Published: 21 June 2022

Filip Adzic MUPCG

"The state will show it’s stronger than any clan," said Montenegro's Interior Minister Filip Adžić. (Photo: MUP CG/Twitter, License)

By Zdravko Ljubas

Montenegrin authorities have launched an investigation into the recent murder of a high-positioned member of one of the country’s criminal clans – Škaljari.

An unknown attacker killed Milić Minja Šaković just before midnight on Friday, firing several shots at him while he was sitting in the outdoor part of a café in the coastal tourist resort of Budva.

“The state will show it’s stronger than any clan,” Montenegro’s Interior Ministry tweeted on Sunday citing Minister Filip Adžić.

“As the tourist season is starting, additional police forces will be deployed on the coast, while a Special Police unit will be patrolling the streets in the evening,” the police said.

So far, police have collected a number of clues and potential evidence, reviewed the street surveillance cameras and interviewed a number of people in relation to the shooting in Budva.

The two Montenegrin mafia clans — the Škaljari and the Kavač — both originate from Kotor, on the country’s picturesque Adriatic coast.
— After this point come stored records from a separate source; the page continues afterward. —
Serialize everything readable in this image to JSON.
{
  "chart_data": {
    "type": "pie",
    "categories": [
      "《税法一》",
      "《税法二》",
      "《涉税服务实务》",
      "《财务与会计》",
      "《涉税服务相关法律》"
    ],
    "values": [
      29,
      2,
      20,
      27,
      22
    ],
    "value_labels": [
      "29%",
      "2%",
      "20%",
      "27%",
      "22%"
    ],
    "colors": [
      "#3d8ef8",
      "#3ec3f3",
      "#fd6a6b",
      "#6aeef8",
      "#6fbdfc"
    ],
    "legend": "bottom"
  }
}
They were formerly members of the same gang, smuggling drugs from South America into Europe, but split in 2014 after a botched cocaine deal in Spain, resulting in a violent rupture that drew in other Serbian and Montenegrin criminal groups.

The conflict’s blood trail stretches throughout the Balkans and beyond, with killings in Spain, Germany, Austria, the Netherlands, and Greece, according to an OCCRP investigation.

Šaković was targeted many times in the continuing battle between the clans, which has claimed the lives of more than 60 people so far.

Only last year, the police prevented an operation in which snipers were hired to kill Šaković, according to OCCRP’s Serbian partner – KRIK. The assassins allegedly rented a house with a full view of Šaković’s house and planned to shoot him and set his house on fire to cover the crime.

Šaković was badly injured in an attempt in 2017, in which his friend Ivan Nedović was killed. Investigators reportedly never found out who fired at them or who ordered the execution.

KRIK also claimed that the Serbian Security Intelligence Agency (BIA) has linked Šaković with the 2016 murder of Aleksandar Stanković, alias Sale Mutavi, the head of the violent football hooligans group Janjičar (Janissaries), close to the Kavač clan.